A girl my age went missing from Yuendumu a few weeks ago. Don’t worry, she was found alive - but she had to endure a cold night out in the wild desert. The locals were not impressed. As Vicky exclaimed, “she’s off her head!”

She had gone for a drive with some friends, then wondered away from the car and got lost. The friends were frantic and on nightfall, left the spot and where they were waiting for her and came back into town to alert police.

The friends had to give the police their shoe-prints so the resident tracker could differentiate between theirs and the missing girl’s walking tracks. It was all pretty hectic, but thankfully she is an experienced walker and managed to stay calm and eventually found her way to the road. The police came across her walking the road the next morning.

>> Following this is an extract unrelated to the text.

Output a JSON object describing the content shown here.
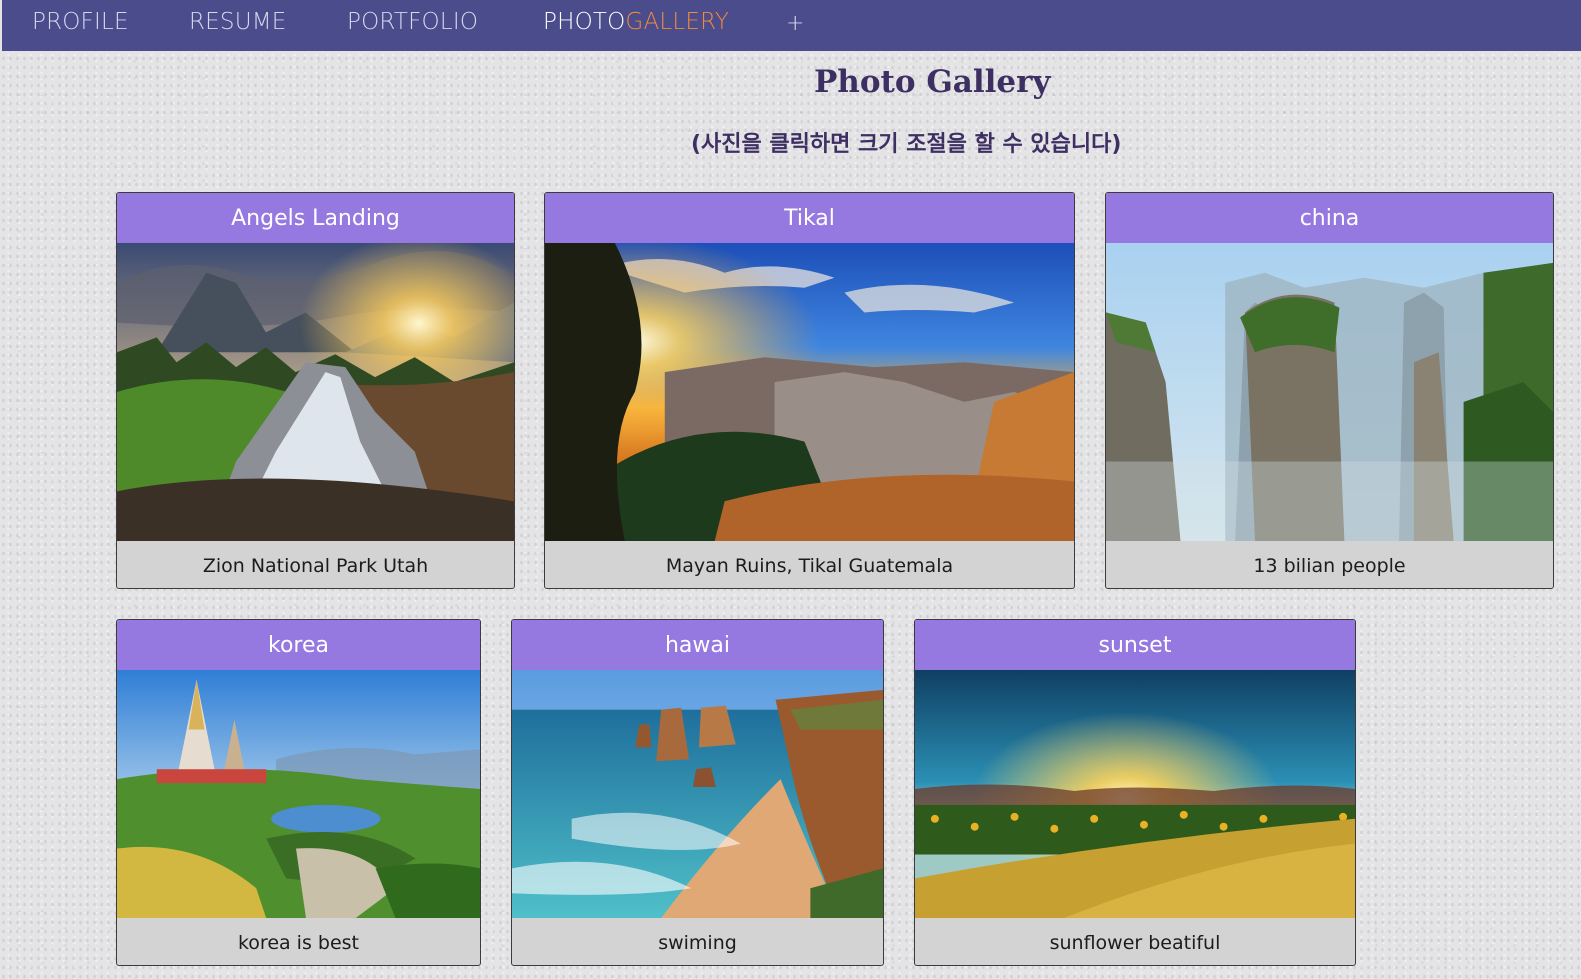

Gloria, a lady who runs the artists centre, was very angry with the girl and in an attempt to deter her from wandering off in the desert again, gave her pictures of some snakes that inhabit this area.

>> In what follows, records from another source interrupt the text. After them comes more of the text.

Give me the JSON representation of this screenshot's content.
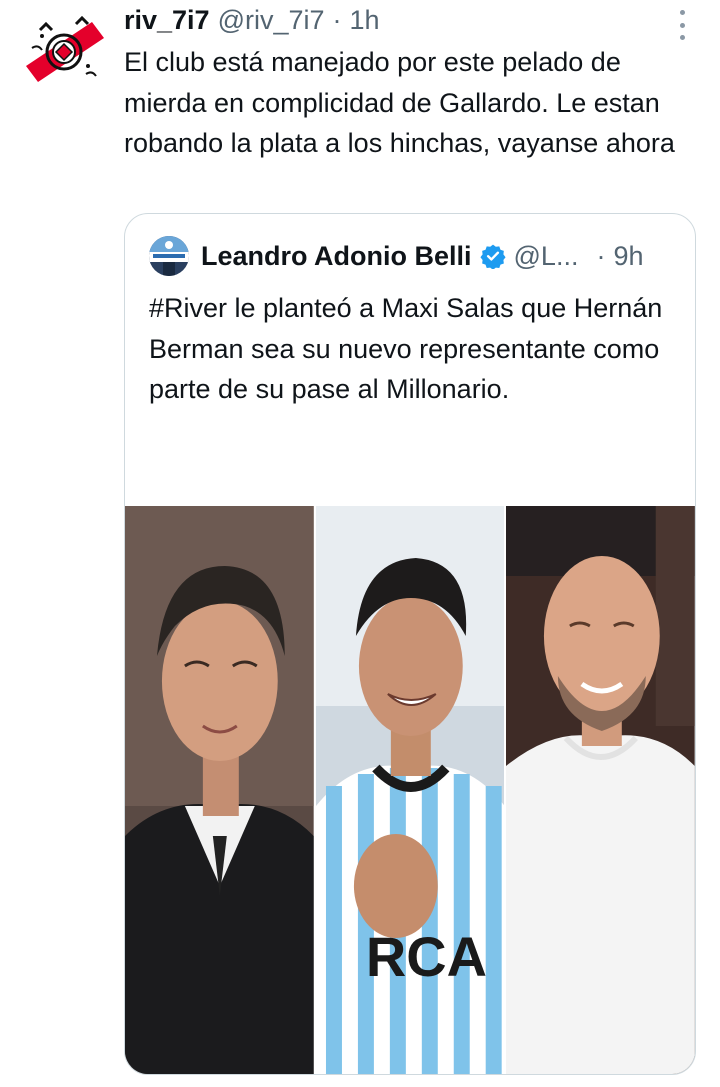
{
  "tweet": {
    "display_name": "riv_7i7",
    "handle": "@riv_7i7",
    "separator": "·",
    "time": "1h",
    "text": "El club está manejado por este pelado de mierda en complicidad de Gallardo. Le estan robando la plata a los hinchas, vayanse ahora",
    "avatar_icon": "river-plate-crest-icon",
    "more_icon": "more-options-icon"
  },
  "quoted": {
    "display_name": "Leandro Adonio Belli",
    "handle": "@L...",
    "separator": "·",
    "time": "9h",
    "verified_icon": "verified-badge-icon",
    "text": "#River le planteó a Maxi Salas que Hernán Berman sea su nuevo representante como parte de su pase al Millonario.",
    "truncation": "...",
    "media": [
      "photo-man-dark-suit",
      "photo-player-racing-jersey",
      "photo-bald-man-white-shirt"
    ]
  },
  "colors": {
    "text": "#0f1419",
    "secondary": "#536471",
    "border": "#cfd9de",
    "verified": "#1d9bf0",
    "river_red": "#e4002b"
  }
}
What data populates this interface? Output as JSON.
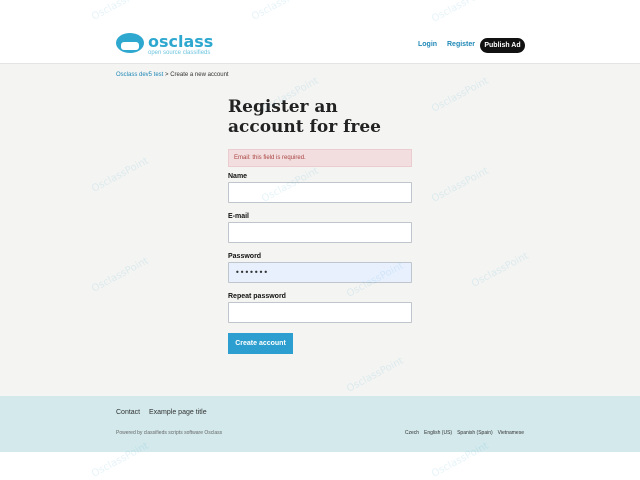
{
  "header": {
    "logo_text": "osclass",
    "logo_tagline": "open source classifieds",
    "login_label": "Login",
    "register_label": "Register",
    "publish_label": "Publish Ad"
  },
  "breadcrumb": {
    "home": "Osclass dev5 test",
    "separator": ">",
    "current": "Create a new account"
  },
  "form": {
    "title": "Register an account for free",
    "error": "Email: this field is required.",
    "name_label": "Name",
    "name_value": "",
    "email_label": "E-mail",
    "email_value": "",
    "password_label": "Password",
    "password_value": "•••••••",
    "repeat_password_label": "Repeat password",
    "repeat_password_value": "",
    "submit_label": "Create account"
  },
  "footer": {
    "links": [
      "Contact",
      "Example page title"
    ],
    "powered_by": "Powered by classifieds scripts software Osclass",
    "languages": [
      "Czech",
      "English (US)",
      "Spanish (Spain)",
      "Vietnamese"
    ]
  },
  "watermark": "OsclassPoint",
  "colors": {
    "accent": "#2c9fd0",
    "link": "#1f88b7",
    "error_bg": "#f2dede",
    "error_text": "#a94442",
    "footer_bg": "#d3e9ec"
  }
}
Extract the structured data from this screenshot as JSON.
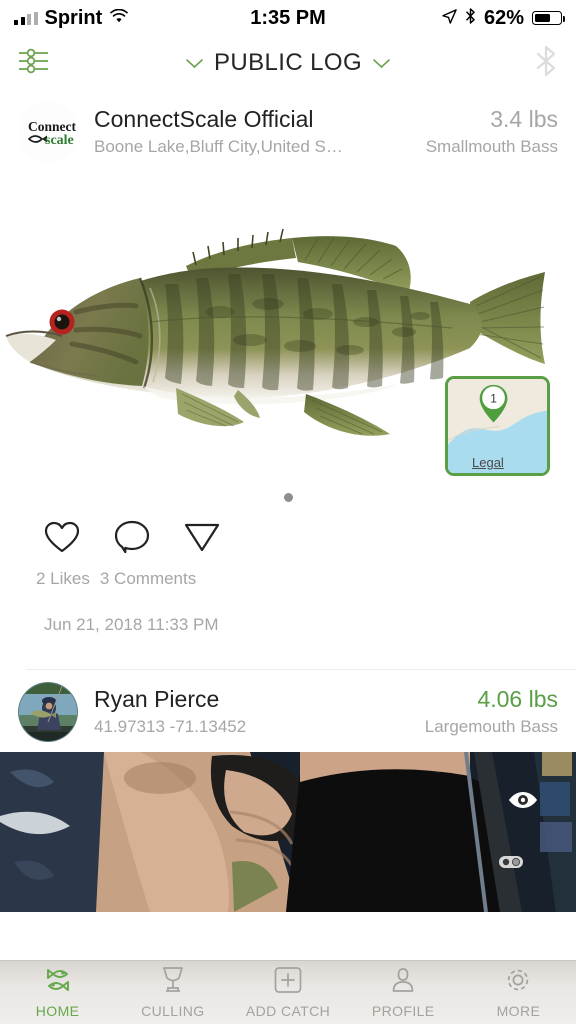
{
  "status_bar": {
    "carrier": "Sprint",
    "wifi_icon": "wifi-icon",
    "time": "1:35 PM",
    "location_icon": "location-arrow-icon",
    "bluetooth_icon": "bluetooth-icon",
    "battery_percent": "62%",
    "battery_level": 62
  },
  "nav": {
    "filter_icon": "sliders-filter-icon",
    "left_chevron": "⌄",
    "title": "PUBLIC LOG",
    "right_chevron": "⌄",
    "bluetooth_icon": "bluetooth-icon"
  },
  "colors": {
    "accent_green": "#66a84e",
    "weight_green": "#5a9e45",
    "muted_gray": "#a6a6a6",
    "text_dark": "#222222"
  },
  "posts": [
    {
      "avatar_name": "connectscale-logo-avatar",
      "logo_text_top": "Connect",
      "logo_text_bottom": "scale",
      "user": "ConnectScale Official",
      "location": "Boone Lake,Bluff City,United S…",
      "weight": "3.4 lbs",
      "species": "Smallmouth Bass",
      "weight_is_green": false,
      "map": {
        "pin_number": "1",
        "label": "Legal"
      },
      "page_dots": 1,
      "like_icon": "heart-icon",
      "comment_icon": "comment-bubble-icon",
      "share_icon": "send-share-icon",
      "likes": "2 Likes",
      "comments": "3 Comments",
      "timestamp": "Jun 21, 2018 11:33 PM"
    },
    {
      "avatar_name": "user-photo-avatar",
      "user": "Ryan Pierce",
      "location": "41.97313 -71.13452",
      "weight": "4.06 lbs",
      "species": "Largemouth Bass",
      "weight_is_green": true,
      "visibility_icon": "eye-icon",
      "attachment_icon": "clip-icon"
    }
  ],
  "tabbar": {
    "items": [
      {
        "label": "HOME",
        "icon": "two-fish-icon",
        "active": true
      },
      {
        "label": "CULLING",
        "icon": "trophy-icon",
        "active": false
      },
      {
        "label": "ADD CATCH",
        "icon": "plus-square-icon",
        "active": false
      },
      {
        "label": "PROFILE",
        "icon": "person-icon",
        "active": false
      },
      {
        "label": "MORE",
        "icon": "gear-icon",
        "active": false
      }
    ]
  }
}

Ooooh, and the Desert Death Adder was one of them.

Maybe it’s just the dramatic name, but it totally freaked me out. Apparently they hide under the sand and stick their skinny tail in the air to attract animals who think it’s a tasty worm. Then SNAP, the death adder will strike. And kill. Oh my.

Last night some of the boys came to Night Club all excited because they had just killed a big snake on the road. Ahhh!

What is it with the reptiles freaking me out here? First frogs, now snakes... I know that both these things exist at home, but it seems scarier out here in the desert.

I know I will definitely think twice before going for a walk by myself. The desert death adder is waiting for me, waving his little tail.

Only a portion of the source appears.